Mais sauront-ils tenir parole ? Avant eux, feu le général Robert Gueï de Côte d’Ivoire avait tenté l’expérience puis cédé aux sirènes du pouvoir. La suite, on la connaît : il y a laissé sa peau. Les nouveaux dirigeants guinéens se sont eux-mêmes imposés deux ans d’exercice afin d’organiser des élections libres et transparentes et de se retirer du pouvoir.

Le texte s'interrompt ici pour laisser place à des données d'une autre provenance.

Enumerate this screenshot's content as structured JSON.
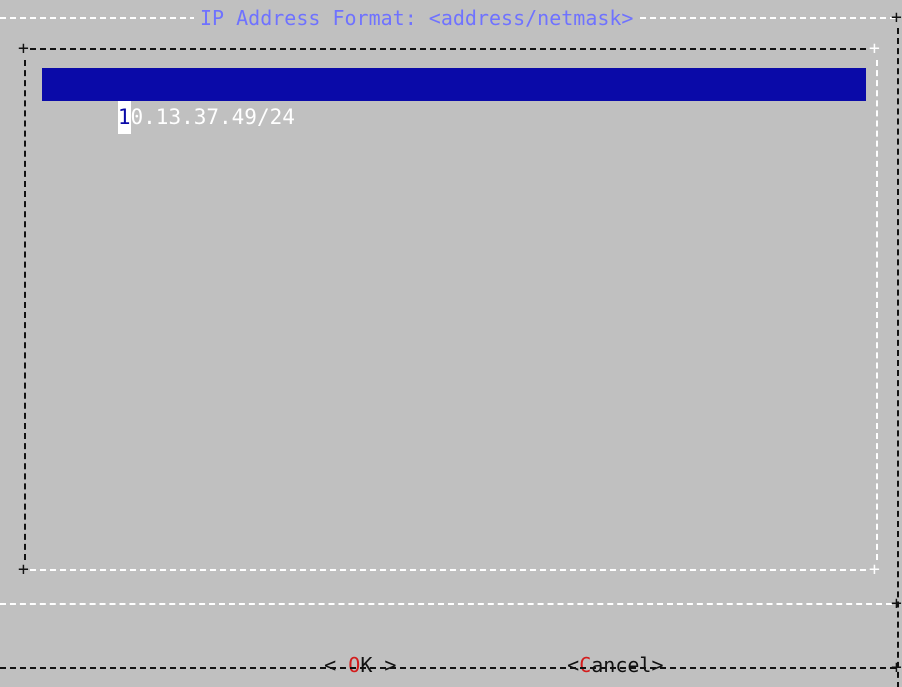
{
  "dialog": {
    "title": "IP Address Format: <address/netmask>"
  },
  "address_list": {
    "items": [
      {
        "first_char": "1",
        "rest": "0.13.37.49/24"
      }
    ]
  },
  "buttons": {
    "ok": {
      "left": "< ",
      "hotkey": "O",
      "rest": "K >"
    },
    "cancel": {
      "left": "<",
      "hotkey": "C",
      "rest": "ancel>"
    }
  },
  "colors": {
    "background": "#c0c0c0",
    "selection": "#0a0aa8",
    "title": "#6f72ff",
    "hotkey": "#d41c1c"
  }
}
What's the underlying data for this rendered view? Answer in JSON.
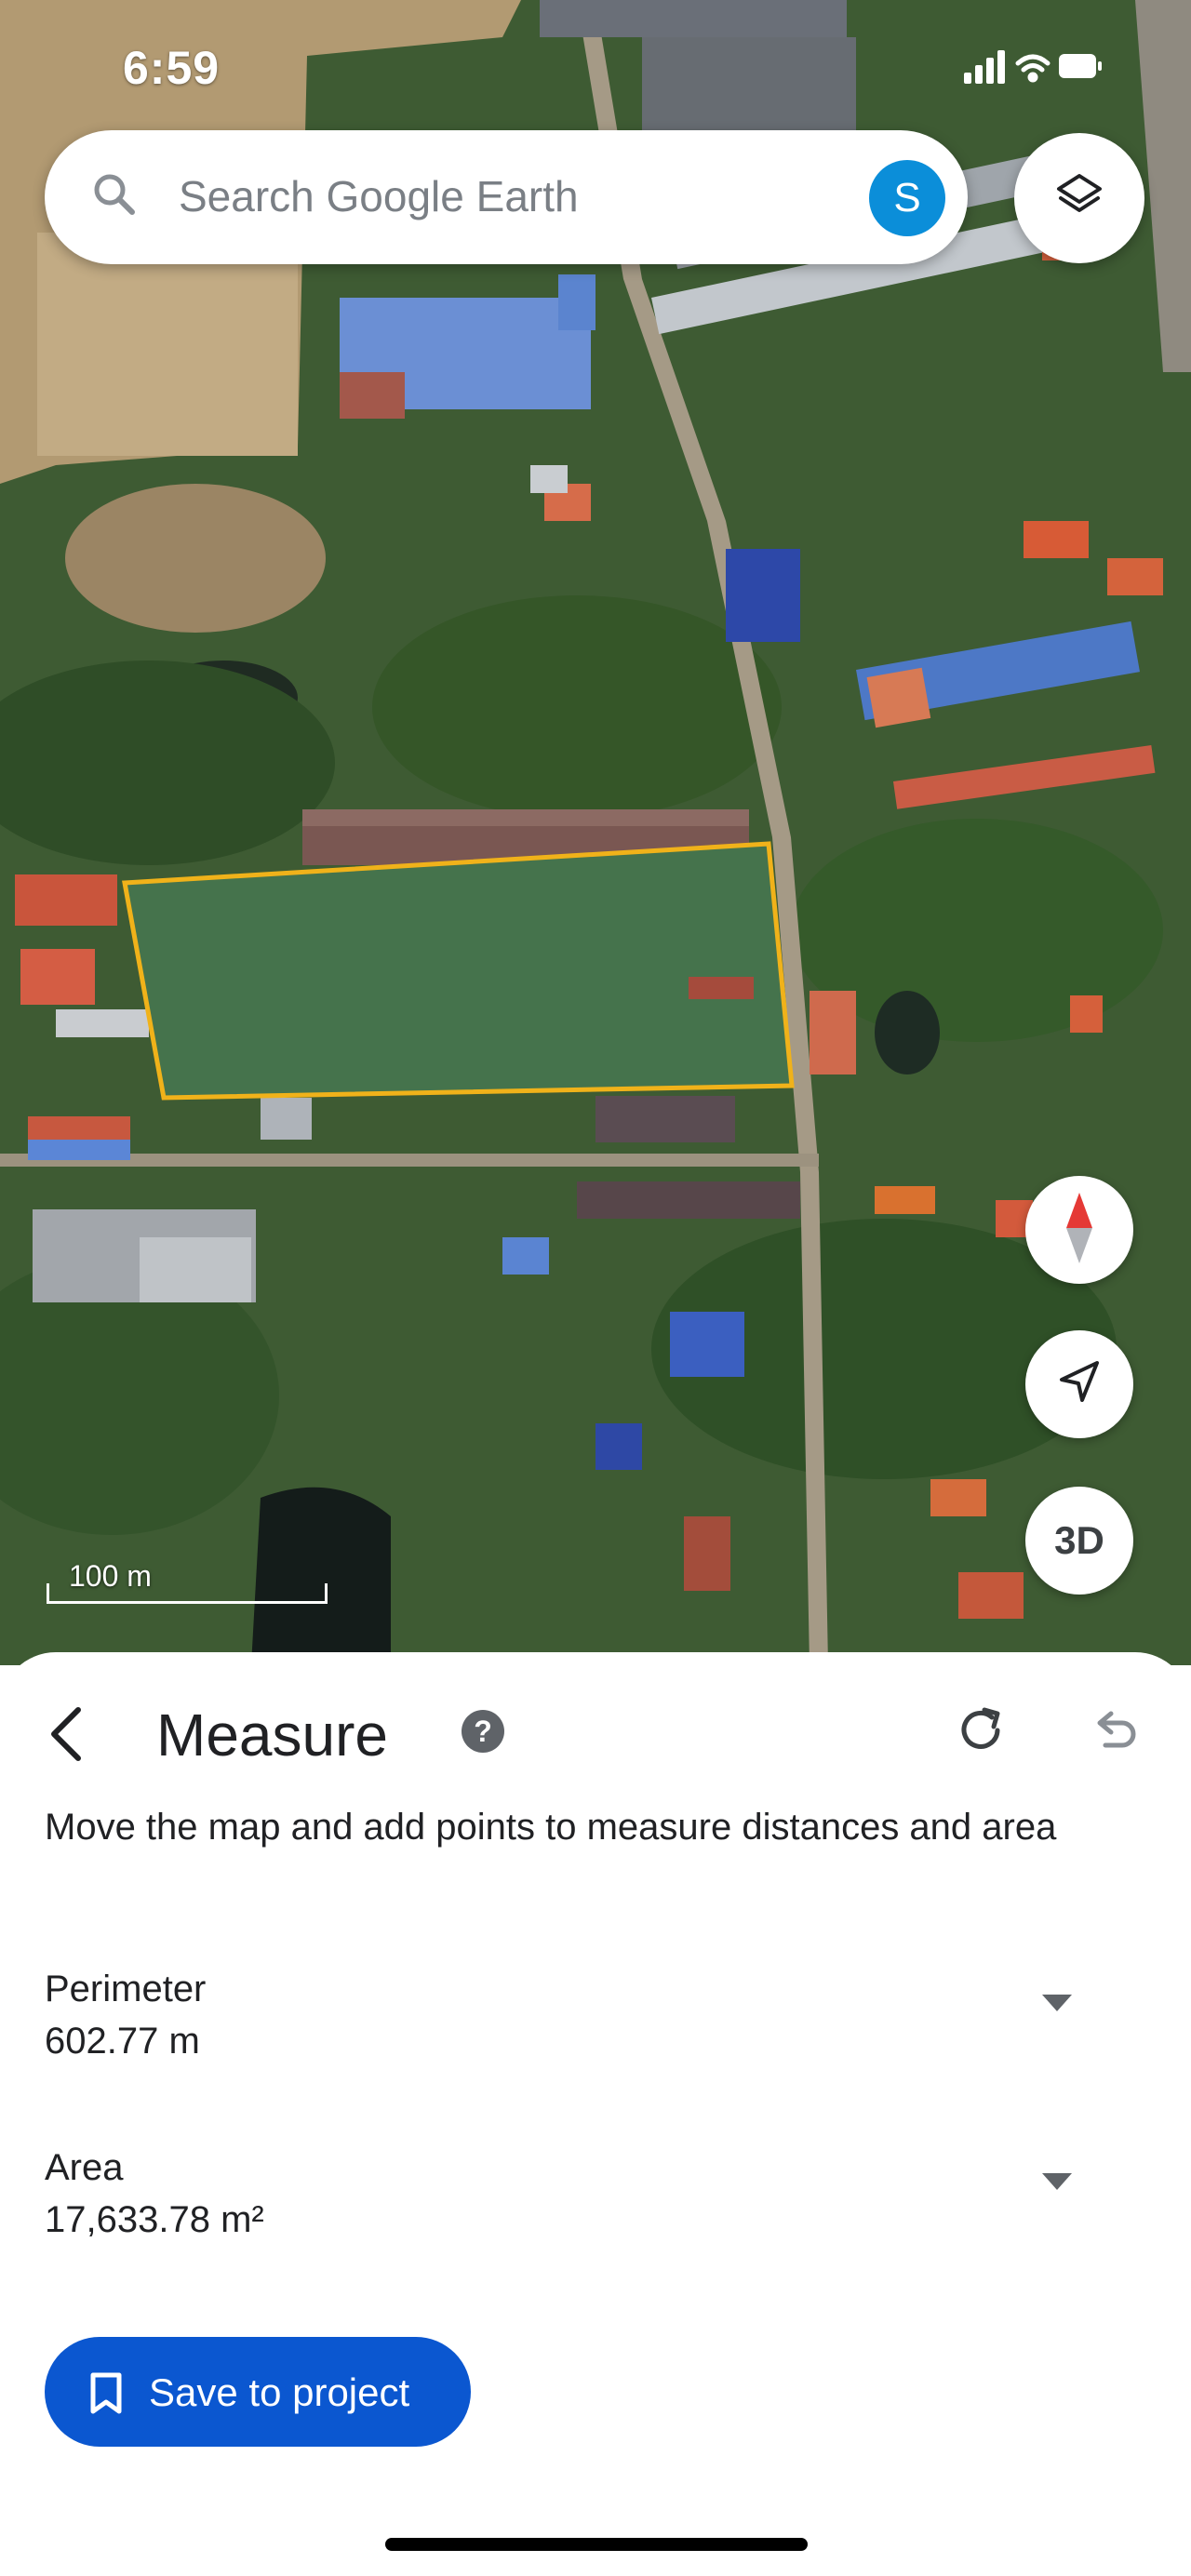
{
  "status_bar": {
    "time": "6:59",
    "icons": [
      "cellular-signal-icon",
      "wifi-icon",
      "battery-icon"
    ]
  },
  "search": {
    "placeholder": "Search Google Earth",
    "avatar_letter": "S",
    "avatar_color": "#0b8ed9"
  },
  "map": {
    "scale_label": "100 m",
    "controls": {
      "compass": "compass-icon",
      "location": "location-arrow-icon",
      "threed_label": "3D"
    },
    "layers_icon": "layers-icon",
    "measure_polygon_color": "#f0b21a"
  },
  "sheet": {
    "title": "Measure",
    "help_glyph": "?",
    "instructions": "Move the map and add points to measure distances and area",
    "metrics": [
      {
        "label": "Perimeter",
        "value": "602.77 m"
      },
      {
        "label": "Area",
        "value": "17,633.78 m²"
      }
    ],
    "save_label": "Save to project",
    "accent_color": "#0b57d0"
  }
}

Mais la question se pose de savoir si l’ambition de moraliser les services publics pourra se réaliser avant la tenue effective de la consultation électorale. Aura-t-on vraiment le temps d’isoler le bon grain de l’ivraie avant de confier les rênes de l’Etat à un leadership plus clairvoyant et soucieux de l’intérêt véritable des Guinéens et de l’Afrique ? Il est de notoriété publique que l’Etat guinéen est en faillite. Sa classe politique, comme dans de nombreux cas sur le continent, a longtemps abdiqué. L’on comprend pourquoi le nouveau dirigeant guinéen a fustigé sans ménagement tous ceux qui ont profité des deniers publics, soulignant au passage qu’ils devront rendre gorge. Les deux ans de délai paraissent excessifs aux yeux de certains acteurs politiques guinéens.

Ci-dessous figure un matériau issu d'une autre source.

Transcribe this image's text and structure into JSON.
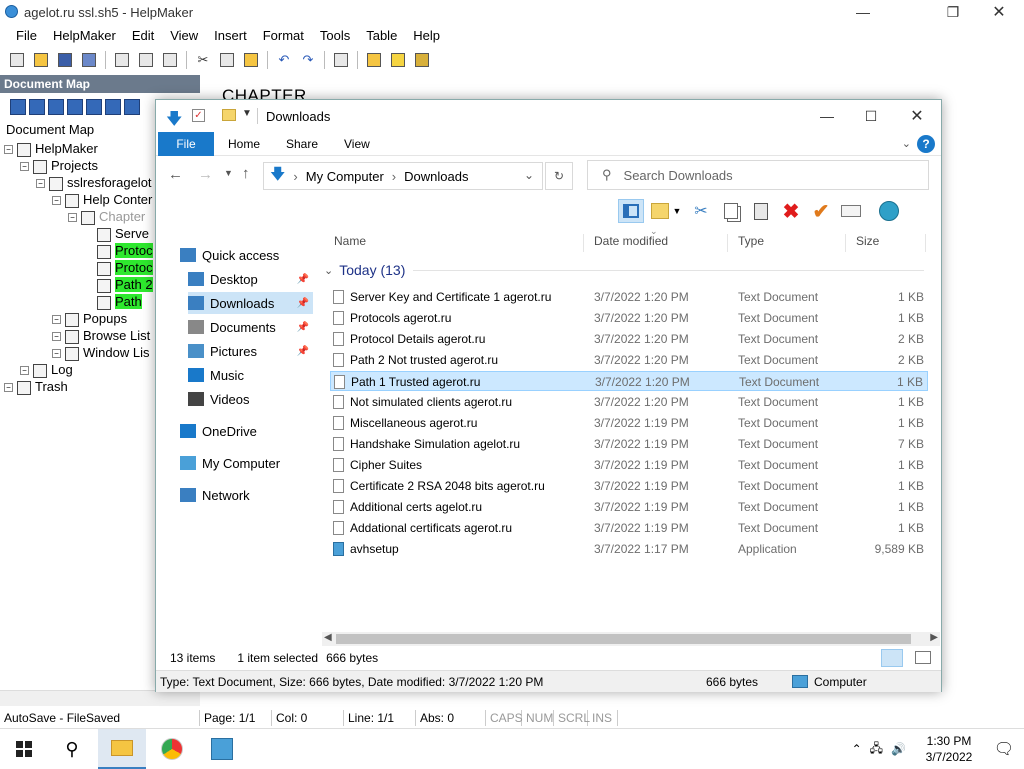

Ceux-ci semblent pressés de tourner la page de la dictature après avoir enduré 25 ans de gestion du parti unique de feu le Président Ahmed Sékou Touré et 24 ans de pouvoir autocratique du clan Conté. Mais combien d’entre eux sont-ils vraiment indemnes de tout soupçon ? Les formes de gouvernance qu’ils ont dû subir paraissent avoir si marqué la classe politique et la société civile guinéenne que celles-ci n’ont même pas trouvé utile de condamner le coup de force. Même les anciens dirigeants n’ont pas eu le sursaut de dignité qui aurait permis de gêner la manoeuvre des auteurs du coup d’Etat. Sans doute celui-ci était-il prévisible.

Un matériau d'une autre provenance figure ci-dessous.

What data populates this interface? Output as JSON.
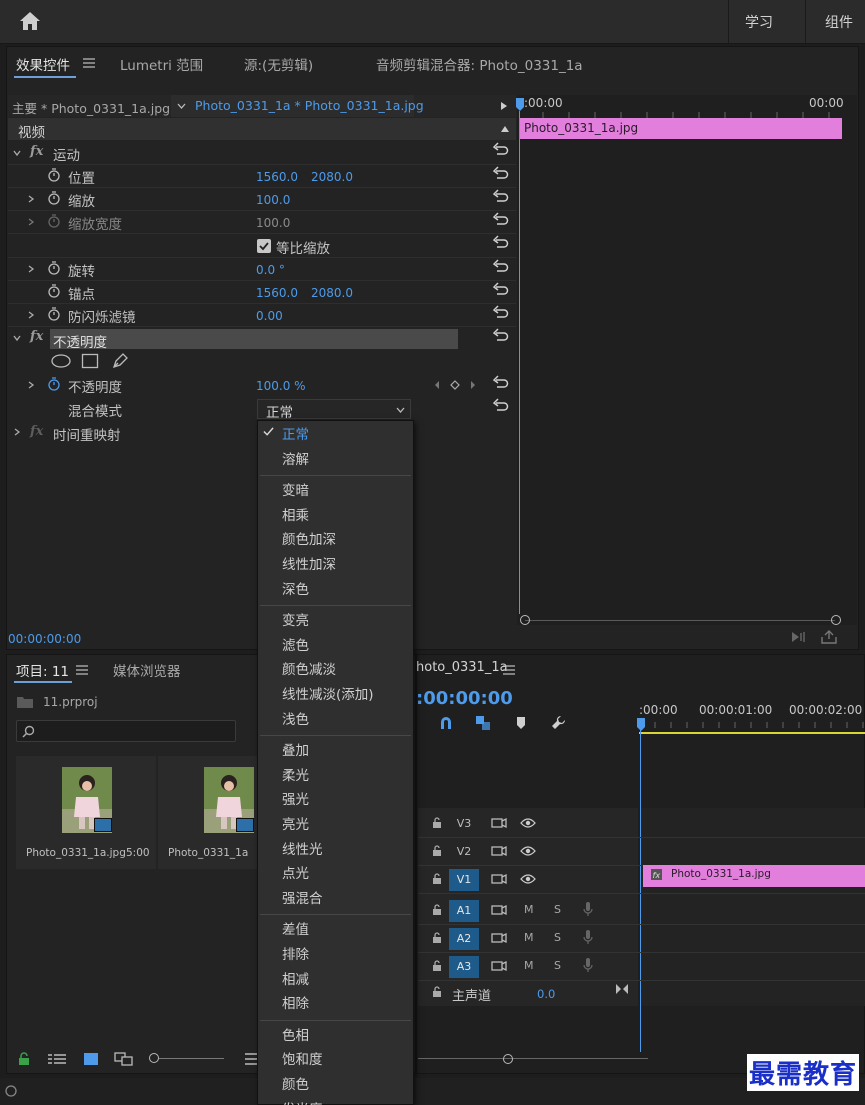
{
  "workspaces": [
    "学习",
    "组件"
  ],
  "effect_panel": {
    "tabs": [
      "效果控件",
      "Lumetri 范围",
      "源:(无剪辑)",
      "音频剪辑混合器: Photo_0331_1a"
    ],
    "master_clip": "主要 * Photo_0331_1a.jpg",
    "sequence_clip": "Photo_0331_1a * Photo_0331_1a.jpg",
    "section_video": "视频",
    "motion": "运动",
    "props": {
      "position": {
        "label": "位置",
        "x": "1560.0",
        "y": "2080.0"
      },
      "scale": {
        "label": "缩放",
        "value": "100.0"
      },
      "scale_width": {
        "label": "缩放宽度",
        "value": "100.0"
      },
      "uniform_scale": "等比缩放",
      "rotation": {
        "label": "旋转",
        "value": "0.0 °"
      },
      "anchor": {
        "label": "锚点",
        "x": "1560.0",
        "y": "2080.0"
      },
      "antiflicker": {
        "label": "防闪烁滤镜",
        "value": "0.00"
      }
    },
    "opacity_section": "不透明度",
    "opacity": {
      "label": "不透明度",
      "value": "100.0 %"
    },
    "blend_mode": {
      "label": "混合模式",
      "value": "正常"
    },
    "time_remap": "时间重映射",
    "timecode": "00:00:00:00",
    "mini_timeline": {
      "start": ":00:00",
      "end": "00:00",
      "clip": "Photo_0331_1a.jpg"
    }
  },
  "blend_menu": {
    "groups": [
      [
        "正常",
        "溶解"
      ],
      [
        "变暗",
        "相乘",
        "颜色加深",
        "线性加深",
        "深色"
      ],
      [
        "变亮",
        "滤色",
        "颜色减淡",
        "线性减淡(添加)",
        "浅色"
      ],
      [
        "叠加",
        "柔光",
        "强光",
        "亮光",
        "线性光",
        "点光",
        "强混合"
      ],
      [
        "差值",
        "排除",
        "相减",
        "相除"
      ],
      [
        "色相",
        "饱和度",
        "颜色",
        "发光度"
      ]
    ],
    "selected": "正常"
  },
  "project_panel": {
    "tabs": [
      "项目: 11",
      "媒体浏览器"
    ],
    "project_file": "11.prproj",
    "search_placeholder": "",
    "items": [
      {
        "name": "Photo_0331_1a.jpg",
        "duration": "5:00"
      },
      {
        "name": "Photo_0331_1a",
        "duration": ""
      }
    ]
  },
  "timeline": {
    "title": "hoto_0331_1a",
    "timecode": ":00:00:00",
    "ruler": [
      ":00:00",
      "00:00:01:00",
      "00:00:02:00"
    ],
    "video_tracks": [
      "V3",
      "V2",
      "V1"
    ],
    "audio_tracks": [
      "A1",
      "A2",
      "A3"
    ],
    "audio_flags": [
      "M",
      "S"
    ],
    "master": {
      "label": "主声道",
      "value": "0.0"
    },
    "clip": "Photo_0331_1a.jpg"
  },
  "watermark": "最需教育",
  "colors": {
    "accent": "#4d9bea",
    "clip": "#e27fdc",
    "track_on": "#1e5b8b"
  }
}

Mais combien de Guinéens y croyaient-ils en vérité ? La vacance du pouvoir était réelle et les jeunes soldats n’ont eu qu’à le cueillir, surprenant ou mettant sur le même pied d’égalité tous les ambitieux des clans qui se le disputaient au chevet du chef malade. Pour beaucoup en tout cas, le jeune capitaine semble "tombé du ciel", en cette fin d’année. Une grande majorité de Guinéens, surtout les millions de la diaspora, ne se gêneront certainement pas de fêter bruyamment ce changement de régime qui porte les espoirs d’un peuple longtemps sevré de tout ou presque. Que fera-t-on de la Constitution dont on se réclame aujourd’hui, mais qu’en réalité personne ne veut jamais respecter comme partout ailleurs en Afrique ? Et surtout quel avenir pour la classe politique ?

Après l’exemple plus récent de la Mauritanie, on semble donc s’acheminer vers une nouvelle forme de rupture du pouvoir qui met mal à l’aise l’Union africaine (UA) et l’Union européenne (UE). La crédibilité de ces deux organisations se trouve chaque jour mise à rude épreuve puisqu’elles se contentent de défendre "la légalité constitutionnelle", de brandir des sanctions face aux auteurs de coups d’Etat. A aucun moment on ne les entend s’attaquer réellement aux vraies causes des épidémies politiques qui rongent l’Afrique. Aux yeux de l’opinion africaine, leur silence face au tripatouillage des Constitutions, à l’incurie des acteurs politiques et au bâillonnement des libertés, les décrédibilise sans appel.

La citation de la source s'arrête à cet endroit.